A publication of the Archaeological Institute of America
Set in Stone
Why did prehistoric Native Americans fashion the enigmatic objects known as bannerstones?
Around 8,000 years ago, in the woodlands of what is now the eastern United States, hunter-gatherers began to make stone objects with holes drilled in them that have no parallel in any other prehistoric society. Today, archaeologists call these highly polished and sometimes elaborate objects “bannerstones.” The name was coined by early twentieth-century scholars who thought they must have been mounted on shafts and used as emblems or ceremonial weapons. But just why they were made only during the so-called Archaic period, which ended around 3,000 years ago, has been debated by archaeologists for more than a hundred years.
Some have taken the position that they were not strictly ceremonial and were used as weights that imparted force and accuracy to spear-throwers, or atlatls. They were made from a wide variety of stone materials and in different sizes and shapes, though many take a “butterfly” form, so they may not all have been used for the same purposes. “Archaeologists are mystified by bannerstones,” says University of Florida archaeologist Kenneth Sassaman, who has studied the artifacts in detail. “We can’t know for sure what Archaic people were doing with them.”
The latest scholar attracted to the mystery of bannerstones is Fashion Institute of Technology art historian Anna Blume, who is making an intensive study of these artifacts in the collection of the American Museum of Natural History in New York.
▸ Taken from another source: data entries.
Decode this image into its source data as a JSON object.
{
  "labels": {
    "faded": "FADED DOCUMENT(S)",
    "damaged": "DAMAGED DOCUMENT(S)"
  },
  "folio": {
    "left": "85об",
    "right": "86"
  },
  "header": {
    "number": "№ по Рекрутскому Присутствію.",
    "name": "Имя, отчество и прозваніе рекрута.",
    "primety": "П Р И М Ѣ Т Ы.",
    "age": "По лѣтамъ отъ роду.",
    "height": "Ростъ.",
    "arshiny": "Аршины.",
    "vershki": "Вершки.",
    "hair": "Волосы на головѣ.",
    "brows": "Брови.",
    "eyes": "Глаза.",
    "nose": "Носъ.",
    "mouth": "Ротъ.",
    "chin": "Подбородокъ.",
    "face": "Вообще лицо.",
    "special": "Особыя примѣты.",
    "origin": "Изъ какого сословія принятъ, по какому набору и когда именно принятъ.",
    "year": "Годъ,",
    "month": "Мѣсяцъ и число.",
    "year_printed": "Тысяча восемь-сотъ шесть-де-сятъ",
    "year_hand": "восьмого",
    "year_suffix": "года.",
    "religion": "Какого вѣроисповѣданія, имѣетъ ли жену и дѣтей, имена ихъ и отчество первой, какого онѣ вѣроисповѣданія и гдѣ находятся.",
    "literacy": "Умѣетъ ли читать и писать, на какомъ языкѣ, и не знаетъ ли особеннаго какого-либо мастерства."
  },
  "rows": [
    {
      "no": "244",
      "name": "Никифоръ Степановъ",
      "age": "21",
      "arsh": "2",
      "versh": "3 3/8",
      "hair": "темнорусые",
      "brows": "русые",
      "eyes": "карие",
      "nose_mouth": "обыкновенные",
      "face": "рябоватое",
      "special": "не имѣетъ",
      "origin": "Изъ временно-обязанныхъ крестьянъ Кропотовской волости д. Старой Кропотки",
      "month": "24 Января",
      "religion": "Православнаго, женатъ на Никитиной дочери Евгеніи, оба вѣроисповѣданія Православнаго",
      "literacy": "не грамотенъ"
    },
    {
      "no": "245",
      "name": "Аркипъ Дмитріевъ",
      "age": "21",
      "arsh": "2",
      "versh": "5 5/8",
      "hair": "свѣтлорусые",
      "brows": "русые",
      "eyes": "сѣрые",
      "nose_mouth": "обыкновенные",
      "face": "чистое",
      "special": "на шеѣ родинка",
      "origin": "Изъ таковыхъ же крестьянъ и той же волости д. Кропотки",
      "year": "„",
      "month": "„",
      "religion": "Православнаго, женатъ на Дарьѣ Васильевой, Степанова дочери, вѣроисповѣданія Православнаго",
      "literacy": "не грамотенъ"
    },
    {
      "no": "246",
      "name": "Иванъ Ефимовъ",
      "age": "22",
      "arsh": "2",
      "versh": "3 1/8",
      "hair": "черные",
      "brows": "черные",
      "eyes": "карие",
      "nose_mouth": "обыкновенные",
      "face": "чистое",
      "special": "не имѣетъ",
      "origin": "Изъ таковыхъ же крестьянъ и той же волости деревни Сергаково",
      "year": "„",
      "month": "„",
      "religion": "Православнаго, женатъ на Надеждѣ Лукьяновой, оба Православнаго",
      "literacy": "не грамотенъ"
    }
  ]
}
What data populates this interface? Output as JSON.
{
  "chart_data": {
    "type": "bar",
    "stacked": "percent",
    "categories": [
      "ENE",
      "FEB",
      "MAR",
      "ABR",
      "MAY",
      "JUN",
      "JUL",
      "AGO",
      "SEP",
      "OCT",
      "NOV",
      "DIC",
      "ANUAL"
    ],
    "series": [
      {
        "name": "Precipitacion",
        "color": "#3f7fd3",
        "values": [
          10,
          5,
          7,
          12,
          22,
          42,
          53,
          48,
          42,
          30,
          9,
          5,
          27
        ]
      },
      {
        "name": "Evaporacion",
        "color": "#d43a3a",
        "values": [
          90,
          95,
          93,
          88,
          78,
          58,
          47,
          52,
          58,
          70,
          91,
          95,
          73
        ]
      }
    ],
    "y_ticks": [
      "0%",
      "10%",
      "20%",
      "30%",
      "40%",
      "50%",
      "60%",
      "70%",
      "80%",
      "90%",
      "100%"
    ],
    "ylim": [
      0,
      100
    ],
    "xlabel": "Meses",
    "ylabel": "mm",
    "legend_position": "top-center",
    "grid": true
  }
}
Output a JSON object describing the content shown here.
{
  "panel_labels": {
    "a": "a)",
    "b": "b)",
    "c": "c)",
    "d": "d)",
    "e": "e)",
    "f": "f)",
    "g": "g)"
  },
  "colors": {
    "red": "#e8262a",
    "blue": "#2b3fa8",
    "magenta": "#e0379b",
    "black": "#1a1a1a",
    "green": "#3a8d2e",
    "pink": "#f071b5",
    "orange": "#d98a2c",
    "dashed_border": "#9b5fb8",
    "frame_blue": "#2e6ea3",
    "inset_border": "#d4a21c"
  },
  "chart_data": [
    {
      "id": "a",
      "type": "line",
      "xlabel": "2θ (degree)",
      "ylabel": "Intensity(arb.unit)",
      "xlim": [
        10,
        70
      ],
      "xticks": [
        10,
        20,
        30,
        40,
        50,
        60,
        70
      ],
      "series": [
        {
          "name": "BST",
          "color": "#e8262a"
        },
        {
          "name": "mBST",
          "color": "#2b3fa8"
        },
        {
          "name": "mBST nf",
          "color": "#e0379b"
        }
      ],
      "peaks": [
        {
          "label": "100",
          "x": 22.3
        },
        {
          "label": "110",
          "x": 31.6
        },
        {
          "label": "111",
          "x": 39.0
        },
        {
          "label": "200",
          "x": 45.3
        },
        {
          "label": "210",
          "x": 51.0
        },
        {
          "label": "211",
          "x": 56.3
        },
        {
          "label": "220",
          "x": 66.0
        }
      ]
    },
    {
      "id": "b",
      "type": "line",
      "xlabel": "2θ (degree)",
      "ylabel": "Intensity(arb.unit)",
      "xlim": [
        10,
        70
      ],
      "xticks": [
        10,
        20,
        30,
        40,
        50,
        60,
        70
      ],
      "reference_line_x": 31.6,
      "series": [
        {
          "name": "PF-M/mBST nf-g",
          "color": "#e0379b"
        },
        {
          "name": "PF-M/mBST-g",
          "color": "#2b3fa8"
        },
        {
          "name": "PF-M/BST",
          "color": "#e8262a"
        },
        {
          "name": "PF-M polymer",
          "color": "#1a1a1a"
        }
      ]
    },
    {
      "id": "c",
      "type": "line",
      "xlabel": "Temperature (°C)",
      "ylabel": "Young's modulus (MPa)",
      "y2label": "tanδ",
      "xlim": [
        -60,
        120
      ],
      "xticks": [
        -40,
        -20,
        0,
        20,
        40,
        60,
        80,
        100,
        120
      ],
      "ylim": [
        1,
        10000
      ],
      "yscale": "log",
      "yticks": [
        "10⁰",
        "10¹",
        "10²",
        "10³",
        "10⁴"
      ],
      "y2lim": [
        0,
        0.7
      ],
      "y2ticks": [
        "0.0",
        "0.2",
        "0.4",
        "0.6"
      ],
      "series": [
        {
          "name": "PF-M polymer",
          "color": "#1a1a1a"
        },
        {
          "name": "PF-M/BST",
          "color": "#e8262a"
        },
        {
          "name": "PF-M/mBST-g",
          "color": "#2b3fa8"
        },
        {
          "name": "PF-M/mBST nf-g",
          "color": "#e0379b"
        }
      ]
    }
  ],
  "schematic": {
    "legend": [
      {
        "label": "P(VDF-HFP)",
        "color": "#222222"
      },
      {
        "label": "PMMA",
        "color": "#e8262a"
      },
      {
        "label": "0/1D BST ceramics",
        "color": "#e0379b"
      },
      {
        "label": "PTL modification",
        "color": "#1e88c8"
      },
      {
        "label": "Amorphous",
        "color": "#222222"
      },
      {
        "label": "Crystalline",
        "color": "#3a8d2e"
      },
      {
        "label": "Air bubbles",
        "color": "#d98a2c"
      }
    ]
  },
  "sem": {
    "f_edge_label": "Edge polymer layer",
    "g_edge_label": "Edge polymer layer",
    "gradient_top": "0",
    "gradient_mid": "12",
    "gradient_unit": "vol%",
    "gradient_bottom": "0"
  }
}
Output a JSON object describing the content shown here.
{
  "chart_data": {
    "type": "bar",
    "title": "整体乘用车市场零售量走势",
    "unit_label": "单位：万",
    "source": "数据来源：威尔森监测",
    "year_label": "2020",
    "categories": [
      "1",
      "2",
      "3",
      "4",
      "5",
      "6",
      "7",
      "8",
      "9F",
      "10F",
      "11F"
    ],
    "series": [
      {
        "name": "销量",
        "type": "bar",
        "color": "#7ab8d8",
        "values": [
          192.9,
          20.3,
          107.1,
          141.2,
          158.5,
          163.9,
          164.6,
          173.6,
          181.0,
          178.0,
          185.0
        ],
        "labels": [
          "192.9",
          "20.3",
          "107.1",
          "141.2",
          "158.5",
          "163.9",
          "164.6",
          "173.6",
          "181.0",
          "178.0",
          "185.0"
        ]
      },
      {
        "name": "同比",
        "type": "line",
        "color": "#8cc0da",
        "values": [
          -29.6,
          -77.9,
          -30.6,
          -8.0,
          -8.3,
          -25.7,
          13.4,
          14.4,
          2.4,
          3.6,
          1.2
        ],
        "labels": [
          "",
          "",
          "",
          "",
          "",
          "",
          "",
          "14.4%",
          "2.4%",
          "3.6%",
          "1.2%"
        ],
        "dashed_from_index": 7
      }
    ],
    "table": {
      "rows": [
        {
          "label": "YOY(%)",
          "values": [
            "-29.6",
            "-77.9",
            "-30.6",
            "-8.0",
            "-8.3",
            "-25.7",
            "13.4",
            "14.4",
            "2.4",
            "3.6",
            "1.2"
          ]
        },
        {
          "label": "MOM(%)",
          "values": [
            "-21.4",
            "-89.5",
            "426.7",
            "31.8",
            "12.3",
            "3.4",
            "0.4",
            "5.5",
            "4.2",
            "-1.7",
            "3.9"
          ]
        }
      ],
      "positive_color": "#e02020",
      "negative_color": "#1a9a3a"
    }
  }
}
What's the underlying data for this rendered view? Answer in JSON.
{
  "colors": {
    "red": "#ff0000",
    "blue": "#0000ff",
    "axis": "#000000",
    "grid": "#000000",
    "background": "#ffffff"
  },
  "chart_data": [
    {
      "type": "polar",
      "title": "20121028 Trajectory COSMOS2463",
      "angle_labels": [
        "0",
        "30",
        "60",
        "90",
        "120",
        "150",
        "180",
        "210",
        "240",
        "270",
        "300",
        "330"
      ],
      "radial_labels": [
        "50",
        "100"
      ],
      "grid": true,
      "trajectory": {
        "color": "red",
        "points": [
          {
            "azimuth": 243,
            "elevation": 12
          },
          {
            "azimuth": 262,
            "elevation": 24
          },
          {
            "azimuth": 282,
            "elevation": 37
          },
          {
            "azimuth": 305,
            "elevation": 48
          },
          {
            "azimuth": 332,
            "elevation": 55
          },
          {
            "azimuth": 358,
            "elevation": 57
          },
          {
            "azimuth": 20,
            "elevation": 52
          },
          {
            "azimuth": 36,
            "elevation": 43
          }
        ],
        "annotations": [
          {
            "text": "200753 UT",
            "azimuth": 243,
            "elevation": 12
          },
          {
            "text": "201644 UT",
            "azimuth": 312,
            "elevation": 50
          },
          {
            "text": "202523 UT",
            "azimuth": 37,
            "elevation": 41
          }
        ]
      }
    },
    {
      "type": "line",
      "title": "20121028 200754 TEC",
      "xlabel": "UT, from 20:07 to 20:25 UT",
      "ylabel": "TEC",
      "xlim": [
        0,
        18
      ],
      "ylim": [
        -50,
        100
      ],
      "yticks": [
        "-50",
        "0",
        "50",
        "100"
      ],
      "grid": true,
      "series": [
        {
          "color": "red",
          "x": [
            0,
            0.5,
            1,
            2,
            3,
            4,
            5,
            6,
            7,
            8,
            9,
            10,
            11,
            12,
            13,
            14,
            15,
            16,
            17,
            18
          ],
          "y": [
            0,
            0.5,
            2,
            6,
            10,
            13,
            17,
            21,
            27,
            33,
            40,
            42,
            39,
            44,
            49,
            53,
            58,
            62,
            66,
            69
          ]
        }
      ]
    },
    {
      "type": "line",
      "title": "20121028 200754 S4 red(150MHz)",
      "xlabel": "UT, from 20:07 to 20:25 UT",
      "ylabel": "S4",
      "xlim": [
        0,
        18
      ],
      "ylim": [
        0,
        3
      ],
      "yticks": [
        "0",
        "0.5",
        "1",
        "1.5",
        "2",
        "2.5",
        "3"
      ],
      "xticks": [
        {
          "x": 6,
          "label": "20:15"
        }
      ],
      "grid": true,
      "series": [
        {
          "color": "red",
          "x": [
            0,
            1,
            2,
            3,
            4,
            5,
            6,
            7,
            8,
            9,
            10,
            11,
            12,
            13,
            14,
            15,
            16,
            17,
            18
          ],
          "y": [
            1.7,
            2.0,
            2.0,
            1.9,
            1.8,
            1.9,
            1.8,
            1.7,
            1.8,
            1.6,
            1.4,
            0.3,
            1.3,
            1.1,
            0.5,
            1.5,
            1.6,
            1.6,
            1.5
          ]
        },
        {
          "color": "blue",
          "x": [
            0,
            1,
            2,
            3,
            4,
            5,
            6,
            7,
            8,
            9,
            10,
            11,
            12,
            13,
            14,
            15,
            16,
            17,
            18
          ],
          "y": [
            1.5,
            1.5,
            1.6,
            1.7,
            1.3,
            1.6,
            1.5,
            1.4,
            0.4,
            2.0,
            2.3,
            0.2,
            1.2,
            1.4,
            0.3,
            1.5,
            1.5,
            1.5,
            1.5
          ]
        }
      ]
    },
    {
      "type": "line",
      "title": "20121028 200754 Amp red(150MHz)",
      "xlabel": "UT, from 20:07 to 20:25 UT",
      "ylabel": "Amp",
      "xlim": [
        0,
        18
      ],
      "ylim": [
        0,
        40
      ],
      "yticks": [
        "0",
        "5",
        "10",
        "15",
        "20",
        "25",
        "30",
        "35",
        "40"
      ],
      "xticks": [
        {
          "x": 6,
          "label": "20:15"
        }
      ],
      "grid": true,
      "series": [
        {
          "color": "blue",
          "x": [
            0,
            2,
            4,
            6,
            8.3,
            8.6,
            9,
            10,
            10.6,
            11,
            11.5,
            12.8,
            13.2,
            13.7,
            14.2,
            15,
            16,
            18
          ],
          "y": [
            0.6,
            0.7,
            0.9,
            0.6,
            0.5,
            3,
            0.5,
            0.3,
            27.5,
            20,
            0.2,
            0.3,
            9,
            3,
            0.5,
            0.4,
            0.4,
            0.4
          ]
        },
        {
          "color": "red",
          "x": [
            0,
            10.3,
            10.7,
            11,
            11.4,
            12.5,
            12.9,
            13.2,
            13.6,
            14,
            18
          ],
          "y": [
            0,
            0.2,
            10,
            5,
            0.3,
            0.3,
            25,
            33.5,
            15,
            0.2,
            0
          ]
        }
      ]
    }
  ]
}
She has spent countless hours studying the objects. “Bannerstones get noisier and noisier the more time I spend with them,” says Blume. “These extraordinary Native American works from deep time still have a lot to tell us.” Her project is one of several that are providing a new vantage point from which to observe these intriguing objects, which Blume calls “still lifes in stone.”
In the 1930s, University of Kentucky physicist-turned-archaeologist William Webb began excavating graves left by a culture known as the Shell Mound Archaic in Kentucky’s Green River Valley. Helped by a team of Works Progress Administration laborers, Webb unearthed a number of the drilled stones, which were by then already known as bannerstones. Because he found them lying between hooks and handles made of antler, he assumed they had once been connected to a wooden atlatl that had since disintegrated.
Atlatls are essentially throwing sticks with a handle on one end and a hook on the other that can hold a spear. By drawing the spear-thrower back and then hurling it forward, a hunter can use the atlatl as a lever to launch a spear, sending it farther and with more power than if launched only by hand. Webb assumed the bannerstones were meant to somehow increase the efficiency of such spear-throwers. Perhaps inspired by his background in physics, Webb made a long study of atlatl mechanics and determined that bannerstones were used as weights that added velocity and power to the spears hurled from the atlatl. Since Webb published his ideas in 1957, at least two generations of archaeologists have tried to replicate his results. Despite the fact that they are often still referred to as atlatl weights, scholars have largely been unable to show that bannerstones improve atlatl efficiency. “Like a lot of my colleagues, I experimented early on with atlatls and bannerstones,” says Alan Harn, curator emeritus at Dickson Mounds State Park in Illinois. “I must have cast hundreds of spears trying to understand them, but I never got a bannerstone to add thrust and power. They slowed me down.” Eventually, Harn gave up.